Pour illustrer la valeur dégagée, le patron de NVIDIA avait sorti une autre référence fin août : une vingtaine d’entreprises de l’IA dépassaient désormais le milliard de $ de CA annuel glissant. Il avait mentionné Cursor, Figma et Together AI.
Le gros morceau : les garanties financières
Pour entretenir la demande, NVIDIA agit principalement à trois niveaux. Parmi eux, les prises de participations au capital de ses clients. Il envisagerait, par exemple, d’investir jusqu’à 10 Md$ dans l’IPO d’Anthropic. Il y a aussi les crédits fournisseurs ; autrement dit, l’octroi de délais de paiement.
NVIDIA réalise une telle marge sur les GPU que ces deux mécanismes n’ont jusque-là consommé qu’une part limitée de la trésorerie. L’essentiel du risque est porté par un mécanisme bien plus volumineux : les garanties financières. La plus importante officialisée jusque-là se monte à 105 Md$. Elle concerne le campus de Portsmouth (Ohio), point de chute prévue pour OpenAI. NVIDIA y est fournisseur exclusif pour le compute.
Partage de revenus avec les néoclouds
Pour transformer la puissance de calcul en un actif finançable sur le long terme, NVIDIA a noué des accords avec des grands noms de la gestion d’actifs. En l’occurrence, Apollo, BlackRock, Blackstone, Brookfield, Goldman Sachs et KKR. Doivent en résulter des véhicules qui lèveront « plus de 500 Md$ » pour financer la construction d’infrastructures*.
NVIDIA se dit d’autant plus confiant qu’il a de la visibilité sur ces projets. Fin août, il avait donné pour exemple… le campus de Portsmouth. En partenariat avec SoftBank Energy, il a aidé à sécuriser foncier, énergie et immobilier, pour un déploiement initial attendu d’environ 4 GW.
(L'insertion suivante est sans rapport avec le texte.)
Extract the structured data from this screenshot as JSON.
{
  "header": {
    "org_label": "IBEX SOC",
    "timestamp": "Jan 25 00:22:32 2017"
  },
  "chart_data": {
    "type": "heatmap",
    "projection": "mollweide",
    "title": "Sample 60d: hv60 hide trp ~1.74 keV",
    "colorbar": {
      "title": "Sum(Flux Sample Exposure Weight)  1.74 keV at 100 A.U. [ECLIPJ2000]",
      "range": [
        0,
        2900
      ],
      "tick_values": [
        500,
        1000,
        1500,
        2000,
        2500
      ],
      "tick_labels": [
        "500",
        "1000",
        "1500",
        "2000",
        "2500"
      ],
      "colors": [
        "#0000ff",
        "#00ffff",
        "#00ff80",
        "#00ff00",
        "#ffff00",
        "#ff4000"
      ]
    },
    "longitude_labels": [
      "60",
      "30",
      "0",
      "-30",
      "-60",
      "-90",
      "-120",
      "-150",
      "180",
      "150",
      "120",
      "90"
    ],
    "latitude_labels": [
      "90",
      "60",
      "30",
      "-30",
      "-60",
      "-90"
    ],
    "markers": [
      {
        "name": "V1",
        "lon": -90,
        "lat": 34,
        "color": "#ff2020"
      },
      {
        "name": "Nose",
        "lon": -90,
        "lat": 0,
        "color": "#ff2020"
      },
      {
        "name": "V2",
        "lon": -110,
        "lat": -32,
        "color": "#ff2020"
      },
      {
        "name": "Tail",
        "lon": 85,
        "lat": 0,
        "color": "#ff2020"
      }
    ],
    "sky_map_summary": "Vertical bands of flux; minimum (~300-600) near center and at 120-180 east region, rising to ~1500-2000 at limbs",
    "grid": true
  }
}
Ce suivi de l’activité des clients fait de NVIDIA un « investisseur informé », pour reprendre les mots de Jensen Huang. Ainsi met-il également ses billes dans les néoclouds (« petits » fournisseurs spécialisés dans les clusters IA), avec un modèle de partage de revenus. Il offre un engagement ferme (take or pay) sur une partie de la capacité des datacenters, garantissant un revenu minimum. Cela permet aux néoclouds de sécuriser leurs financements bancaires sans bloquer toute leur capacité auprès d’un seul client. En échange de cette garantie, NVIDIA perçoit une part des revenus au-dessus du seuil minimal fixé. C’est donc, au bout, une double rentrée d’argent, sans en prêter directement.
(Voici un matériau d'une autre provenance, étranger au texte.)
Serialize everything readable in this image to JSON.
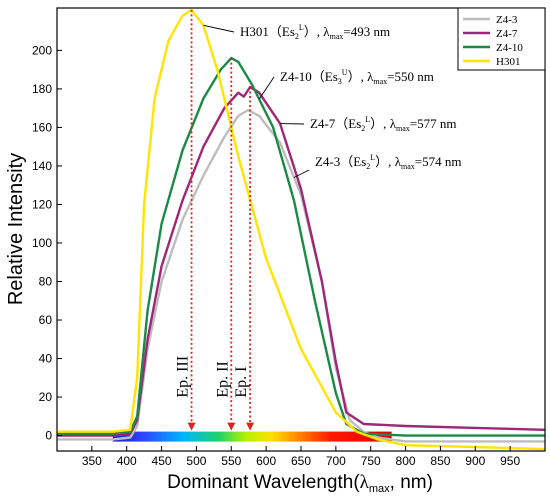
{
  "chart_data": {
    "type": "line",
    "title": "",
    "xlabel": "Dominant Wavelength",
    "xlabel_symbol": "λ",
    "xlabel_subscript": "max",
    "xlabel_unit": ", nm)",
    "xlabel_open": "(",
    "ylabel": "Relative Intensity",
    "xlim": [
      300,
      1000
    ],
    "ylim": [
      -8,
      222
    ],
    "x_ticks": [
      350,
      400,
      450,
      500,
      550,
      600,
      650,
      700,
      750,
      800,
      850,
      900,
      950
    ],
    "y_ticks": [
      0,
      20,
      40,
      60,
      80,
      100,
      120,
      140,
      160,
      180,
      200
    ],
    "grid": false,
    "legend_position": "top-right",
    "series": [
      {
        "name": "Z4-3",
        "color": "#bdbdbd",
        "x": [
          300,
          380,
          405,
          415,
          430,
          450,
          480,
          510,
          540,
          560,
          574,
          590,
          620,
          650,
          680,
          700,
          720,
          740,
          760,
          800,
          900,
          1000
        ],
        "y": [
          -2,
          -2,
          -1,
          5,
          45,
          80,
          112,
          135,
          155,
          166,
          169,
          166,
          152,
          125,
          80,
          35,
          8,
          2,
          -1,
          -3,
          -3,
          -3
        ]
      },
      {
        "name": "Z4-7",
        "color": "#a0267a",
        "x": [
          300,
          380,
          405,
          415,
          430,
          450,
          480,
          510,
          540,
          560,
          568,
          577,
          590,
          620,
          650,
          680,
          700,
          715,
          740,
          800,
          900,
          1000
        ],
        "y": [
          0,
          0,
          1,
          8,
          50,
          88,
          122,
          150,
          170,
          178,
          176,
          181,
          178,
          162,
          128,
          80,
          38,
          12,
          6,
          5,
          4,
          3
        ]
      },
      {
        "name": "Z4-10",
        "color": "#1a8a46",
        "x": [
          300,
          380,
          405,
          415,
          430,
          450,
          480,
          510,
          535,
          550,
          560,
          580,
          610,
          640,
          670,
          700,
          715,
          740,
          800,
          900,
          1000
        ],
        "y": [
          1,
          1,
          2,
          10,
          65,
          110,
          148,
          175,
          190,
          196,
          194,
          182,
          160,
          122,
          70,
          22,
          6,
          1,
          0,
          0,
          0
        ]
      },
      {
        "name": "H301",
        "color": "#ffe400",
        "x": [
          300,
          380,
          405,
          415,
          425,
          440,
          460,
          480,
          493,
          510,
          530,
          560,
          600,
          650,
          700,
          730,
          760,
          800,
          900,
          1000
        ],
        "y": [
          2,
          2,
          3,
          30,
          120,
          175,
          205,
          218,
          221,
          213,
          190,
          145,
          92,
          45,
          12,
          2,
          -2,
          -5,
          -6,
          -7
        ]
      }
    ],
    "annotations": [
      {
        "base": "H301（Es",
        "sub": "2",
        "sup": "L",
        "tail": "）,",
        "lambda": "λ",
        "lsub": "max",
        "value": "=493  nm",
        "x": 493,
        "series": "H301"
      },
      {
        "base": "Z4-10（Es",
        "sub": "3",
        "sup": "U",
        "tail": "）,",
        "lambda": "λ",
        "lsub": "max",
        "value": "=550  nm",
        "x": 550,
        "series": "Z4-10"
      },
      {
        "base": "Z4-7（Es",
        "sub": "2",
        "sup": "L",
        "tail": "）,",
        "lambda": "λ",
        "lsub": "max",
        "value": "=577  nm",
        "x": 577,
        "series": "Z4-7"
      },
      {
        "base": "Z4-3（Es",
        "sub": "2",
        "sup": "L",
        "tail": "）,",
        "lambda": "λ",
        "lsub": "max",
        "value": "=574  nm",
        "x": 574,
        "series": "Z4-3"
      }
    ],
    "emission_points": [
      {
        "label": "Ep. III",
        "x": 493
      },
      {
        "label": "Ep. II",
        "x": 550
      },
      {
        "label": "Ep. I",
        "x": 577
      }
    ],
    "spectrum_bar": {
      "x_start": 380,
      "x_end": 780
    },
    "marker_color": "#e02020"
  }
}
Un trimestre à 89 Md$ pour l’activité datacenter de NVIDIA
Dans la comptabilité de NVIDIA, le segment datacenter représente environ 93 % du CA (soit 89 Md$). La part provenant des hyperscalers a progressé sur le dernier trimestre (+ 13 %, à 49 Md$), mais moins vite que celle issue du reste de la clientèle (+ 25 %, à 40 Md$). Dell en fait partie, lui qui vient de relever ses prévisions de résultat annuel au vu de l’ampleur de son carnet de commandes de serveur IA.
Dans ce contexte, NVIDIA table sur un CA en hausse de 70 % pour son prochain exercice fiscal (grosso modo, l’année 2027). Sur celui en cours, sa clientèle reste très concentrée : sur le premier semestre, trois acteurs lui ont valu près de la moitié du CA. Le panier pourrait se diversifier à mesure que labos IA et clouders développent leurs propres puces. Par exemple AWS, qui vient d’annoncer un accord pluriannuel à 4 Md$ avec Qualcomm.
* Le Wall Street Journal a récemment dénombré environ 3000 Md$ d’engagements hors bilan liés à l’IA.